Government Revenue: Where Does the Money Come From?
Government revenue comes from three main categories:
1. Direct Taxes
Taxes paid directly by individuals and businesses, including income tax, corporate tax, and property tax. In Bangladesh, individual income tax exemption starts at 2.5 lakh taka per year (approximately $2,300).
2. Indirect Taxes
Taxes collected on goods and services, such as import duties, VAT (Value Added Tax), and excise duties. These are often embedded in the price you pay at the store.
3. Non-Tax Revenue
Income from sources other than taxes, including fees, fines, stamp duties, sale of government assets, and revenue from state-owned enterprises. For example, revenue from selling postage stamps, registering documents, and even auctioning luxury items confiscated by customs.
Government Sectors of Revenue Collection
Governments collect revenue through multiple channels:
- Import and customs duties on goods entering the country
- Excise duties on domestically produced luxury and harmful goods
- VAT applied at each stage of production and sales
- Income tax from individuals and corporations
- Property and land taxes
- Travel taxes on international departures
- Foreign aid and grants from international organizations and bilateral agreements
Government Expenditure: Where Does the Money Go?
A government's budget is more than just numbers — it reflects the nation's priorities. The other critical aspect of a budget is how the money is spent. Major expenditure categories include:
- Defense and security — Military, police, and intelligence services
- Education — Schools, universities, teacher salaries, and research
- Healthcare — Hospitals, clinics, public health programs, and medical research
- Infrastructure — Roads, bridges, railways, airports, and power plants
- Social welfare — Pensions, unemployment benefits, and poverty alleviation programs
- Debt servicing — Interest payments on domestic and foreign borrowings
"A budget is more than a collection of numbers; it reflects the values and priorities of a nation." — Jacob Lew, Former U.S. Secretary of the Treasury
Types of Budgets
Budgets are classified based on the relationship between revenue and expenditure:
1. Balanced Budget
When revenue equals expenditure. This is the ideal scenario but rarely achieved in practice. A balanced budget means the government is not borrowing or accumulating surplus funds.
2. Surplus Budget
When revenue exceeds expenditure. The government collects more than it spends and can use the surplus to pay down debt or build reserves. Countries like Norway and Singapore often run budget surpluses.
3. Deficit Budget
When expenditure exceeds revenue. This is the most common scenario globally. Governments cover the shortfall through borrowing — either domestically or from international lenders. While deficit spending can stimulate growth, excessive deficits can lead to debt crises.

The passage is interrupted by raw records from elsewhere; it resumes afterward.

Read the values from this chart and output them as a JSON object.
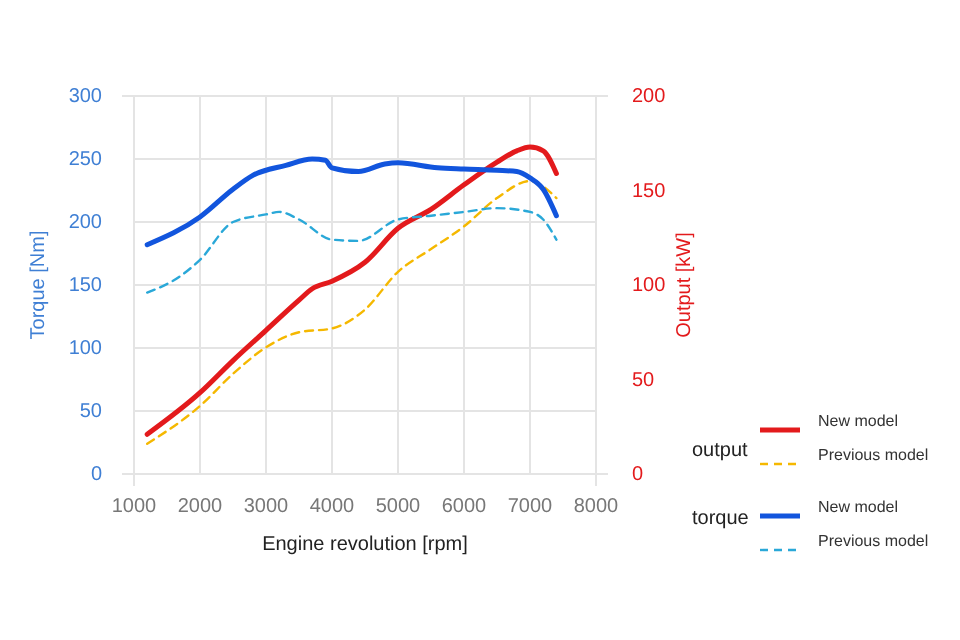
{
  "chart_data": {
    "type": "line",
    "xlabel": "Engine revolution [rpm]",
    "ylabel": "Torque [Nm]",
    "y2label": "Output [kW]",
    "xlim": [
      1000,
      8000
    ],
    "xticks": [
      1000,
      2000,
      3000,
      4000,
      5000,
      6000,
      7000,
      8000
    ],
    "ylim": [
      0,
      300
    ],
    "yticks": [
      0,
      50,
      100,
      150,
      200,
      250,
      300
    ],
    "y2lim": [
      0,
      200
    ],
    "y2ticks": [
      0,
      50,
      100,
      150,
      200
    ],
    "grid": true,
    "legend": "bottom right",
    "marker": "none",
    "annotations": [
      "output",
      "torque"
    ],
    "series": [
      {
        "name": "New model",
        "color": "#e31a1c",
        "axis": "y2",
        "line_style": "solid",
        "x": [
          1200,
          2000,
          2500,
          3000,
          3500,
          3700,
          4000,
          4500,
          5000,
          5500,
          6000,
          6500,
          6800,
          7000,
          7200,
          7400
        ],
        "values": [
          21,
          43,
          60,
          76,
          92,
          98,
          102,
          112,
          130,
          140,
          153,
          165,
          171,
          173,
          171,
          159
        ]
      },
      {
        "name": "Previous model",
        "color": "#f5b800",
        "axis": "y2",
        "line_style": "dashed",
        "x": [
          1200,
          2000,
          2500,
          3000,
          3500,
          4000,
          4500,
          5000,
          5500,
          6000,
          6500,
          7000,
          7400
        ],
        "values": [
          16,
          36,
          53,
          67,
          75,
          77,
          87,
          107,
          119,
          131,
          146,
          155,
          146
        ]
      },
      {
        "name": "New model",
        "color": "#1255dd",
        "axis": "y",
        "line_style": "solid",
        "x": [
          1200,
          2000,
          2500,
          2800,
          3300,
          3700,
          3900,
          4000,
          4400,
          4800,
          5000,
          5600,
          6000,
          6500,
          6800,
          7000,
          7200,
          7400
        ],
        "values": [
          182,
          204,
          226,
          237,
          245,
          250,
          249,
          243,
          240,
          246,
          247,
          243,
          242,
          241,
          240,
          235,
          226,
          205
        ]
      },
      {
        "name": "Previous model",
        "color": "#2aa8d8",
        "axis": "y",
        "line_style": "dashed",
        "x": [
          1200,
          1700,
          2000,
          2500,
          3000,
          3200,
          3500,
          4000,
          4400,
          5000,
          5500,
          6000,
          6500,
          7000,
          7200,
          7400
        ],
        "values": [
          144,
          157,
          170,
          200,
          206,
          208,
          202,
          186,
          185,
          202,
          205,
          208,
          211,
          208,
          202,
          186
        ]
      }
    ]
  }
}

Most developing countries, including Bangladesh, typically run deficit budgets. To fill the gap, governments turn to foreign loans, domestic borrowing, or even printing money — though the latter can fuel inflation.

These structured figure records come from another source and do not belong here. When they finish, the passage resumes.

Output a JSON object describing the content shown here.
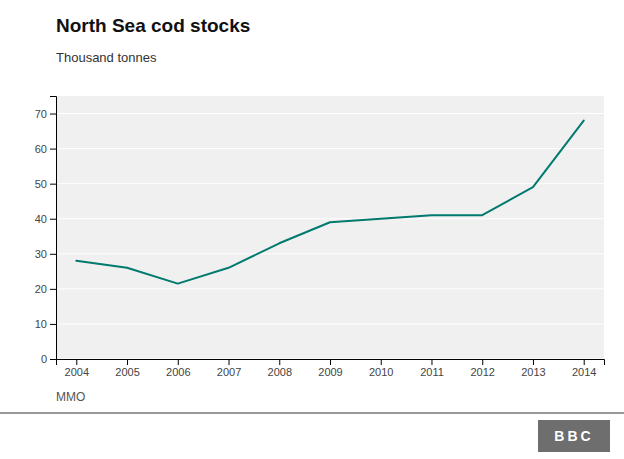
{
  "chart_data": {
    "type": "line",
    "title": "North Sea cod stocks",
    "subtitle": "Thousand tonnes",
    "annotations": [
      "MMO",
      "BBC"
    ],
    "x": [
      2004,
      2005,
      2006,
      2007,
      2008,
      2009,
      2010,
      2011,
      2012,
      2013,
      2014
    ],
    "values": [
      28,
      26,
      21.5,
      26,
      33,
      39,
      40,
      41,
      41,
      49,
      68
    ],
    "color": "#007a6e",
    "xlim": [
      2003.6,
      2014.4
    ],
    "xticks": [
      2004,
      2005,
      2006,
      2007,
      2008,
      2009,
      2010,
      2011,
      2012,
      2013,
      2014
    ],
    "ylim": [
      0,
      75
    ],
    "yticks": [
      0,
      10,
      20,
      30,
      40,
      50,
      60,
      70
    ],
    "grid": true
  }
}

A Look at Bangladesh's Budget
Bangladesh's 2022-2023 fiscal year budget provides a useful case study:
- Total budget size: 6 lakh 78 thousand 64 crore taka
- Budget deficit: 2 lakh 41 thousand 793 crore taka
- GDP growth target: 7.5%
- Theme: "Return to the path of development, journey toward a smart Bangladesh"
The budget allocated significant funds toward mega infrastructure projects like the Padma Bridge Rail Link, Dhaka Metro Rail, Rooppur Nuclear Power Plant, and Karnaphuli Tunnel — projects designed to transform the country's economic landscape.
The Bottom Line
A budget is far more than a financial document — it's a blueprint for a nation's future. It reflects what a government values, how it plans to grow the economy, and how it intends to serve its citizens. Whether at the personal or national level, effective budgeting is the foundation of financial health.
Understanding how budgets work — where revenue comes from, how it's spent, and what happens when there's a deficit — empowers citizens to engage meaningfully in economic discussions and hold their governments accountable.